Seasonal Affective Disorder (SAD), or seasonal depression, is thought to affect a large number of people, particularly those living in countries with variable climates. It occurs more often during winter, with symptoms appearing around November and easing around April. Symptoms may include: low mood, loss of interest in pleasurable activities, irritability, feelings of despair, decreased energy, a need for sleep, difficulty concentrating, changes in appetite, and more frequent feelings of stress and anxiety.

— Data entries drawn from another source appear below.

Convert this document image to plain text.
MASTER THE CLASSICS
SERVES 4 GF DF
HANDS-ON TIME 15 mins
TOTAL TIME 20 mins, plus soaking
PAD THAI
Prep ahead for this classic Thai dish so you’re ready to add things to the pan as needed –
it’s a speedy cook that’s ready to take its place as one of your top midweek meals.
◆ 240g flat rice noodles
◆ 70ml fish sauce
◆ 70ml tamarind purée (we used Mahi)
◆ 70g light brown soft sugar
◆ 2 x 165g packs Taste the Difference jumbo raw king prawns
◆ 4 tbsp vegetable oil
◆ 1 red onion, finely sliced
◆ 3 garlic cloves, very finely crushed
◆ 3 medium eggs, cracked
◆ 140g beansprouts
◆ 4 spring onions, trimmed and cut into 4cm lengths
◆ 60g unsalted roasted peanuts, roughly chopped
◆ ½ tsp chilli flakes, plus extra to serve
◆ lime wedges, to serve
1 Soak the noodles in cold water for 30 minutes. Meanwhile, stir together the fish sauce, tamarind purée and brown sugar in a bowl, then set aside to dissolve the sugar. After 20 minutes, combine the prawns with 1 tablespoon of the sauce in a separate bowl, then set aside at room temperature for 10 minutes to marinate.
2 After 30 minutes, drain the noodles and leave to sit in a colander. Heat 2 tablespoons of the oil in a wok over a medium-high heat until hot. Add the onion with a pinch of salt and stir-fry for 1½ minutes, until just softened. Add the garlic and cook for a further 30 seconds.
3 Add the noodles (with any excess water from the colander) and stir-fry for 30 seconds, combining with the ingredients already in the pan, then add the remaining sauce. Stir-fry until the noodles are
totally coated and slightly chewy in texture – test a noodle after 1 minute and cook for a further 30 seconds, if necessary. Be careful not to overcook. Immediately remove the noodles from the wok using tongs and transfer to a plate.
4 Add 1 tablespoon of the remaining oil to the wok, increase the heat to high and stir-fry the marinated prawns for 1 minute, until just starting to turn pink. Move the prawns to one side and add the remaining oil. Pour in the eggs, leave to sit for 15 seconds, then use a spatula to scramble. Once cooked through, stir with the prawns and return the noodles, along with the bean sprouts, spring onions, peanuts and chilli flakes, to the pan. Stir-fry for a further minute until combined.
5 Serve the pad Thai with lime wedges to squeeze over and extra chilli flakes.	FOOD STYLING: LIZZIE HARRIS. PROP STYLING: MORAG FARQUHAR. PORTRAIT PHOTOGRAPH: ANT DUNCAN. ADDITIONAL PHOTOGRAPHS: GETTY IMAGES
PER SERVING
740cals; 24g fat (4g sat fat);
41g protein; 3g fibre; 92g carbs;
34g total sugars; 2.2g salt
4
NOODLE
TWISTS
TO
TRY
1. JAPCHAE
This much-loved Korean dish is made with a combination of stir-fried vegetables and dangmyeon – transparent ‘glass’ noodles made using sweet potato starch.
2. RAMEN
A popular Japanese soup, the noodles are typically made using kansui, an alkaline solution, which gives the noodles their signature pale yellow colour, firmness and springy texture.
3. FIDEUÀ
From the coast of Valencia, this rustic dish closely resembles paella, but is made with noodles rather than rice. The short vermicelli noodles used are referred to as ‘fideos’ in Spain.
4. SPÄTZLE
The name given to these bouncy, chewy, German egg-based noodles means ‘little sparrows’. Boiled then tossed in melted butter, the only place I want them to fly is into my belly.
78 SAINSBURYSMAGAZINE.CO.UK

The symptoms of SAD can take their toll, particularly due to their effect on energy levels. It can interrupt your social and work life, so it’s important to recognise the symptoms and try to do something about them, particularly during deadline season. Although the causes of SAD are not fully understood, there are ways in which we can combat them and help to ease those winter blues:

  1. Exposure to sunlight:

SAD is thought to be exacerbated by a lack of sunlight which, sparing the jargon, can in turn affect the chemicals in our brains which play a role in regulating our mood. One trick to beating the blues is to get as much natural sunlight as possible. Although it can be tempting to sit inside with the curtains closed and huddled under blankets, when done frequently it can actually be detrimental in the long run. Make sure to leave the house and drink in some of the sunlight for at least 20 minutes each day, which will make you feel much better than hibernating through Winter. Additionally, if you like to study from home, make sure to keep your working environment as light and airy as possible and if you can, sit by a window. You may also consider using a happy light, which is a full spectrum lightbulb that serves as a sunlight substitute, but consult a medical professional before doing so to learn about the possible side effects.

  1. Keep busy and stick to a routine:

Although SAD can feel like an uninvited tenant storming in unapologetically, kicking up a fuss, and demanding your attention, don’t let it ruin your routines. Keep a tight schedule full of lots of fun and productive activities; being organised can help to reduce the stress that is often associated with SAD. Granted, you may have deadlines and be busy in the library most of the time, but it’s important to schedule in some downtime to recuperate when your energy levels are low. Furthermore, make sure to hang out with friends regularly, as social networks are important during busy times and can help to make the struggle a little bit easier. Plan exciting things and reward yourself for completing tasks, don’t be shy of treating yourself for hard work.

  1. Exercise and a healthy diet:

As part of your busy schedule, it is also important to factor in some physical activity. The endorphins released from exercise can help to keep your moods up and can ward off the stress. Equally, try to keep a healthy diet rich in vitamins, especially vitamin D since we usually get this from sunlight. SAD can make us want to hit the carbs, and this can leave us feeling sluggish and unmotivated, which will only make matters worse.

Even after tackling all of the issues raised above, you may find that you are still struggling. If you feel that you are unable to cope and need some help, it’s best to see a medical professional who can offer advice and perhaps suggest some treatment such as CBT or medication.